Hermann Huppen, dit Hermann
Dessinateur et scénariste belge de bandes dessinées (Bévercé, province de Liège, 1938).
Une enfance mouvementée
Né dans un petit village de la campagne liégeoise, il est confronté très jeune aux difficultés de la vie, dans un pays ravagé par la guerre. Élevé par une « mère courage » ayant très tôt seule la charge de ses enfants, il entre rapidement dans la vie active et suit un apprentissage en ébénisterie. Le métier ne lui convenant pas, il entre dans un cabinet d’architectes d’intérieur, tout en suivant des cours du soir de dessin d’architecture et de décoration intérieure à l’Académie des Beaux-Arts de Saint-Gilles.

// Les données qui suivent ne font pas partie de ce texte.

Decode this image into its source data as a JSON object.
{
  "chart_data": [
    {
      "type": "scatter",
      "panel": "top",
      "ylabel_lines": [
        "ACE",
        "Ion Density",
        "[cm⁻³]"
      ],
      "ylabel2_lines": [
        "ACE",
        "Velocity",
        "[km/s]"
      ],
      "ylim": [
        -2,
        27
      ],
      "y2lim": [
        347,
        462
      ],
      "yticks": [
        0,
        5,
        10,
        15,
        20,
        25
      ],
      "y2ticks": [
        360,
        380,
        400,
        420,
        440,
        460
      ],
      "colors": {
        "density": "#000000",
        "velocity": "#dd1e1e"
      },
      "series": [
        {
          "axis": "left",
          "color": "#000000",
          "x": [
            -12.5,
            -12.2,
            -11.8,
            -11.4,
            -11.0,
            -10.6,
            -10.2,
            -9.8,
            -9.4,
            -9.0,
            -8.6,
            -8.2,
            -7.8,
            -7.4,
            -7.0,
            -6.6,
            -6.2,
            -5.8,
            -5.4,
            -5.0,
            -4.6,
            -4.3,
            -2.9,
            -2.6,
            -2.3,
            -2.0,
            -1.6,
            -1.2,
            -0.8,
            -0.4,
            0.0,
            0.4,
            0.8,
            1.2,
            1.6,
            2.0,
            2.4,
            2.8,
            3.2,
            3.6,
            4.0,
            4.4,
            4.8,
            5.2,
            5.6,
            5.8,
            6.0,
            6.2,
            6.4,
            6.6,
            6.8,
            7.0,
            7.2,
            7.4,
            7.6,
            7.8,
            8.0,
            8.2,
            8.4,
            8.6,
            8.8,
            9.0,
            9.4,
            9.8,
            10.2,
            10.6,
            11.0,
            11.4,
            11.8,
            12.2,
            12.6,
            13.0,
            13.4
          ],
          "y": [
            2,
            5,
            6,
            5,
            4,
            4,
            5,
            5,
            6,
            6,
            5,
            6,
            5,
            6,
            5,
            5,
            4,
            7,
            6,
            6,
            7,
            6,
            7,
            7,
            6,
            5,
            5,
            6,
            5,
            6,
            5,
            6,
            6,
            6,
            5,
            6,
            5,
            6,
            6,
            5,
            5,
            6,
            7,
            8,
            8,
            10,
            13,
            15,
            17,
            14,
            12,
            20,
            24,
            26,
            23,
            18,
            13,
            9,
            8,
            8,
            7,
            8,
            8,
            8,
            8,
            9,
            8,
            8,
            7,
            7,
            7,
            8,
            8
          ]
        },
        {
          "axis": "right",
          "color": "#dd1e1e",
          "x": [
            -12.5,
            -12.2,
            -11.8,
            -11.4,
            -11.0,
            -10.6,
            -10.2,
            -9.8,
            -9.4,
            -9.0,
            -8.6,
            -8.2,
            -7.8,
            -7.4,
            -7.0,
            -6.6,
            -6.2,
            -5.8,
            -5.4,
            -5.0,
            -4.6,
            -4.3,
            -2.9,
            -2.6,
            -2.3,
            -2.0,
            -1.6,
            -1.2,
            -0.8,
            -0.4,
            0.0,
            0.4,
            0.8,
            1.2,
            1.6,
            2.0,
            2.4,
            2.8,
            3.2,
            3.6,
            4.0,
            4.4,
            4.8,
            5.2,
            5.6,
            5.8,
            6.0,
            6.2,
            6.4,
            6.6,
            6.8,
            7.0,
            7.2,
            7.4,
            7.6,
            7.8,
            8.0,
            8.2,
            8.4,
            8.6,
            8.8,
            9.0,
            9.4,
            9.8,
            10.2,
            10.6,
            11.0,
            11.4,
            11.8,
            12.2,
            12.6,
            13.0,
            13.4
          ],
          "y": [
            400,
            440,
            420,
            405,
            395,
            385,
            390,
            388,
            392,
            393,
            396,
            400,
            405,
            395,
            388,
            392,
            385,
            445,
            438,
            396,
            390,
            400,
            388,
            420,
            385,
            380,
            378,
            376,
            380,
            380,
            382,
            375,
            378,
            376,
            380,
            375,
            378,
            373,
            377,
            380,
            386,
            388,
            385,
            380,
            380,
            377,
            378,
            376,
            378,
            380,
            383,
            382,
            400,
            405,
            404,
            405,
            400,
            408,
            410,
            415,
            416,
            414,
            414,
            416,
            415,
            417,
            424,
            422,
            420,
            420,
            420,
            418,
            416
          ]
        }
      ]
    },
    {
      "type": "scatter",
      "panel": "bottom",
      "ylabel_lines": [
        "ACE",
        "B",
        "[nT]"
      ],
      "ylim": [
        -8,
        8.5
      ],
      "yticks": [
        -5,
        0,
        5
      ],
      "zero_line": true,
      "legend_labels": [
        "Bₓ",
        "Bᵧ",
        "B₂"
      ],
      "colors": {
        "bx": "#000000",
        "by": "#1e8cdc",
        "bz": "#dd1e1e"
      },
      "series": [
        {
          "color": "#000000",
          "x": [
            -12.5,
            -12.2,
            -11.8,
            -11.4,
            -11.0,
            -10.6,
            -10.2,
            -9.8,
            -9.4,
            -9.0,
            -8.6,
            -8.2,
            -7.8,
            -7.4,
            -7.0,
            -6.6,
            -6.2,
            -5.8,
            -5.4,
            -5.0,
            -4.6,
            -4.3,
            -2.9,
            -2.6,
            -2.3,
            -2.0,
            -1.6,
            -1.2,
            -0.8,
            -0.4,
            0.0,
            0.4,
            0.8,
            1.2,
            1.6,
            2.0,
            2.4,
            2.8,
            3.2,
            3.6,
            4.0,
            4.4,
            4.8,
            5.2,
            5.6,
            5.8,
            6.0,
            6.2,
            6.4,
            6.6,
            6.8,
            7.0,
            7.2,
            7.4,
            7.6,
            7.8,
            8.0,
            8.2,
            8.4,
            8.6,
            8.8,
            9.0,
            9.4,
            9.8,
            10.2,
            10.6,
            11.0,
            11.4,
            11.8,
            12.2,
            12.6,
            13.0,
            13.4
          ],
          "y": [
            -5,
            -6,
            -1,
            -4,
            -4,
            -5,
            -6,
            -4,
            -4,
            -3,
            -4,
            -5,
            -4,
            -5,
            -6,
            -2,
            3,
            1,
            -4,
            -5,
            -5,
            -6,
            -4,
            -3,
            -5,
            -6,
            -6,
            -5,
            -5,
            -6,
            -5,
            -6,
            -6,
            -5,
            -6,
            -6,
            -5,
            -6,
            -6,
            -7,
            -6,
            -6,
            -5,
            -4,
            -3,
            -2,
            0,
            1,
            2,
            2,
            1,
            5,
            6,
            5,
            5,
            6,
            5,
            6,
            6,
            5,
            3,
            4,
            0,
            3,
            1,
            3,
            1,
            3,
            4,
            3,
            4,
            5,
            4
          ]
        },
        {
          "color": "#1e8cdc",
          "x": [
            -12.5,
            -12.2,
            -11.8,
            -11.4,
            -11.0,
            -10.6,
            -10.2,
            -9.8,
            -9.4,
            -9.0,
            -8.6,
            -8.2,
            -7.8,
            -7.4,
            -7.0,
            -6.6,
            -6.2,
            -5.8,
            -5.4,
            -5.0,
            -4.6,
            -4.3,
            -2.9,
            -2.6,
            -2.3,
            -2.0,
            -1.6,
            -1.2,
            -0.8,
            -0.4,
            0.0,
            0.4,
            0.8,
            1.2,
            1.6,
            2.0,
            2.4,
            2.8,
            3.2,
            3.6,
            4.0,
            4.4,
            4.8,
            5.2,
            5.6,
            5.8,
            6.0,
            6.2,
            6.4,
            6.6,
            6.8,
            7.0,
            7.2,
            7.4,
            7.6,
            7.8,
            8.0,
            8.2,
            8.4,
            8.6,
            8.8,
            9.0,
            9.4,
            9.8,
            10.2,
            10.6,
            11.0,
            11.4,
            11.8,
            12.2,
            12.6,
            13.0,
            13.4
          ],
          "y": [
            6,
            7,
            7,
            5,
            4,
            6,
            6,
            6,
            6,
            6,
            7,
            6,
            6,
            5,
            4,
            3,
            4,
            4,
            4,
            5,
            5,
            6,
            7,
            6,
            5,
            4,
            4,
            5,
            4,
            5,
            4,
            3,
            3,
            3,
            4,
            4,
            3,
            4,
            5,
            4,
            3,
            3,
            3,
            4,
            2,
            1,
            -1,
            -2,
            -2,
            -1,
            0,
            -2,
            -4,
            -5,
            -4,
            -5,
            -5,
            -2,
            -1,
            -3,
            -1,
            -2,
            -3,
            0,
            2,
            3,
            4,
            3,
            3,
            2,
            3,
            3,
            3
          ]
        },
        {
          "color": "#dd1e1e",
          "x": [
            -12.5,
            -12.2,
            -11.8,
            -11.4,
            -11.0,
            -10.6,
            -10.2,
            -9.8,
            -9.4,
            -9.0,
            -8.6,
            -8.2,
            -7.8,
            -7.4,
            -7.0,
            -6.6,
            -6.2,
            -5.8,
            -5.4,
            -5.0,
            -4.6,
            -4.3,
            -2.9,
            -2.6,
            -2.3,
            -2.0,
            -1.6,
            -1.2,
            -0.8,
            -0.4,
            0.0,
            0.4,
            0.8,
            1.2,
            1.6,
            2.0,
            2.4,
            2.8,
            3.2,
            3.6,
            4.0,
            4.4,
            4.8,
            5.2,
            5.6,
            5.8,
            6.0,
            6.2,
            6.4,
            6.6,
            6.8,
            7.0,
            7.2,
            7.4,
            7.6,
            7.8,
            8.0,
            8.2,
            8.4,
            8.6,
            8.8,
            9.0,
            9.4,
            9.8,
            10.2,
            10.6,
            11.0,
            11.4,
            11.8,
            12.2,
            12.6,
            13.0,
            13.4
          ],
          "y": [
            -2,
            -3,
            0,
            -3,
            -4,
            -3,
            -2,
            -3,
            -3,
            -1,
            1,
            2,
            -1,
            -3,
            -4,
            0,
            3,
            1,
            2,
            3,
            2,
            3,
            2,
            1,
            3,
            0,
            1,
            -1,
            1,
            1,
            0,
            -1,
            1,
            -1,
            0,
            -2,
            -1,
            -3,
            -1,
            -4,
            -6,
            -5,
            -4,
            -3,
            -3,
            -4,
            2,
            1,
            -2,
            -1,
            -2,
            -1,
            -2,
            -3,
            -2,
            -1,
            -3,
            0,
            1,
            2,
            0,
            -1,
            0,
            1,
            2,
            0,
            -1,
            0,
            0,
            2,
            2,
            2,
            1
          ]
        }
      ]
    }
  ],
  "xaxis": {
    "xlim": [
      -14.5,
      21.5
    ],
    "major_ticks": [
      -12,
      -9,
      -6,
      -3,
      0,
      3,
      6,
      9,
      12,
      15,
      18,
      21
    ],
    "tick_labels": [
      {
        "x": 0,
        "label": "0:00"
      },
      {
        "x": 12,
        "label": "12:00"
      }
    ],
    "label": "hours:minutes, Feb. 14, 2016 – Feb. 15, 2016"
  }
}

Après une expérience urbaine difficile dans la grande ville bruxelloise, cet enfant de la terre suit sa mère au Canada (1956), où il poursuit ses activités d’architecte d’intérieur. Il rentre en Belgique en 1959, mais doit attendre 1964, année de son mariage, pour faire ses premiers pas dans le monde de la bande dessinée. Son beau-frère, Philippe Vandooren, est alors rédacteur en chef d’une revue scoute, Plein-Feu. Il propose un scénario à Hermann, qui le met en images : Histoire en able, récit d’aventures parodique mettant en scène deux jeunes scouts.
Le studio de Greg
Greg, le père d’Achille Talon, repère le talent potentiel d’Hermann et l’emploie à mi-temps dans son studio. Six mois durant, il travaille avec son nouveau venu à la réalisation de Valéry Valérian, détective mondain. Période difficile pour Hermann, qui peine à s’imposer face à un scénariste reconnu, exigeant et en outre peu pédagogue. Ce premier projet est refusé par René Goscinny, qui juge le dessin trop médiocre pour les pages de Pilote.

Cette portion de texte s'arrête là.